Mr. Glaisher’s most interesting voyage of that memorable series occurred on September 5, 1862. Starting from Wolverhampton at three minutes after one o’clock, they soared swiftly upward, passing through a cloud eleven hundred feet thick and emerging in a glorious field of sunlight with an amethystine sky above and a boundless sea of vapor beneath; a sea of rolling hills and mountain chains, with great snow-white masses steaming up from their surface. They had left the noisy bustle of earth in the comfortable temperature of 59°; in three quarters of an hour, they were five miles aloft in a deadly silent atmosphere, two degrees below zero, and approaching one third its usual density, the balloon neck white with hoar frost, the men gasping for breath. Here the observations became increasingly interesting but immensely more difficult. They are graphically told in the following extract from Mr.

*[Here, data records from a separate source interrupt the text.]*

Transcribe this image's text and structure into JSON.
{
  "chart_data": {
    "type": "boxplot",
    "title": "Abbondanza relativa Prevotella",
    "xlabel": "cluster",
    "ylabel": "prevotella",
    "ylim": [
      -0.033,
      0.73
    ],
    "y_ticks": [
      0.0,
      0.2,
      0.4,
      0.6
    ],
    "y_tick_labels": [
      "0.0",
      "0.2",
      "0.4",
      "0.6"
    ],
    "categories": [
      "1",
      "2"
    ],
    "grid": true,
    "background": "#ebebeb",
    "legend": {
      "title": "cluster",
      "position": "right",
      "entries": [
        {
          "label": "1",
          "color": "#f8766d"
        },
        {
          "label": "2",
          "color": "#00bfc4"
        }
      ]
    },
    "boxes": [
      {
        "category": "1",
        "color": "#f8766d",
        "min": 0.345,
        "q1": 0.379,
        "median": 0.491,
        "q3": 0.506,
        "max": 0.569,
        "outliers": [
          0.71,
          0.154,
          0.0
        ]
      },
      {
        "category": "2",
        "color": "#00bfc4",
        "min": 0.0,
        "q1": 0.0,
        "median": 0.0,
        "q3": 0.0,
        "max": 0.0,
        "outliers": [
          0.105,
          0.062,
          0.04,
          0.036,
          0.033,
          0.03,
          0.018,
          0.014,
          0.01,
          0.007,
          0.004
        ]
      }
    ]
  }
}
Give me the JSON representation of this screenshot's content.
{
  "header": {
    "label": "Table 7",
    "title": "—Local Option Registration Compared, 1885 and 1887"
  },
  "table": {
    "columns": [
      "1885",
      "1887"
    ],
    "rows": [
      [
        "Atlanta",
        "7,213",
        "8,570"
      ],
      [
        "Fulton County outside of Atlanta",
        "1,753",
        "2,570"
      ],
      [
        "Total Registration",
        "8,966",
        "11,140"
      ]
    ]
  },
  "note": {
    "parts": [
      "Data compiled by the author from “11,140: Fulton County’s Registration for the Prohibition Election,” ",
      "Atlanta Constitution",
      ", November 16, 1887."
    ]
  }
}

Glaisher’s classical report:
“I asked Mr. Coxwell to help me to read the instruments, as I experienced a difficulty in seeing. In consequence, however, of the rotatory motion of the balloon, which had continued without ceasing since the earth had been left, the valve-line had become twisted, and he had to leave the car and mount into the ring above to adjust it. At this time I looked at the barometer, and found it to be 10 inches, still decreasing fast; its true reading therefore, was 9¾ inches, implying a height of 29,000 feet. Shortly afterwards I laid my arm upon the table, possessed of its full vigor, and on being desirous of using it, I found it powerless; it must have lost its power momentarily. I tried to move the other arm, and found it powerless also. I then tried to shake myself, and succeeded in shaking my body. I seemed to have no limbs. I then looked at the barometer; whilst doing so my head fell on my left shoulder. I struggled and shook my body again, but could not move my arms. I got my head upright, but for an instant only, when it fell on my right shoulder, and then I fell backwards, my back resting against the side of the car, and my head on its edge; in this position my eyes were directed towards Mr. Coxwell in the ring. When I shook my body I seemed to have full power over the muscles of the back and considerable power over those of the neck, but none over either my arms or my legs; in fact I seemed to have none. As in the case of the arms, all muscular power was lost in an instant from my back and neck. I dimly saw Mr. Coxwell in the ring and endeavored to speak, but could not; when in an instant intense black darkness came, the optic nerve finally lost power suddenly. I was still conscious, with as active a brain as at the present moment whilst writing this. I thought I had been seized with asphyxia, and that I should experience no more, as death would come, unless we speedily descended; other thoughts were actively entering my mind, when I suddenly became unconscious as in going to sleep. I cannot tell anything of the sense of hearing; the perfect stillness and silence of the regions six miles from the earth (and at this time we were between six and seven miles high) is such that no sound reaches the ear.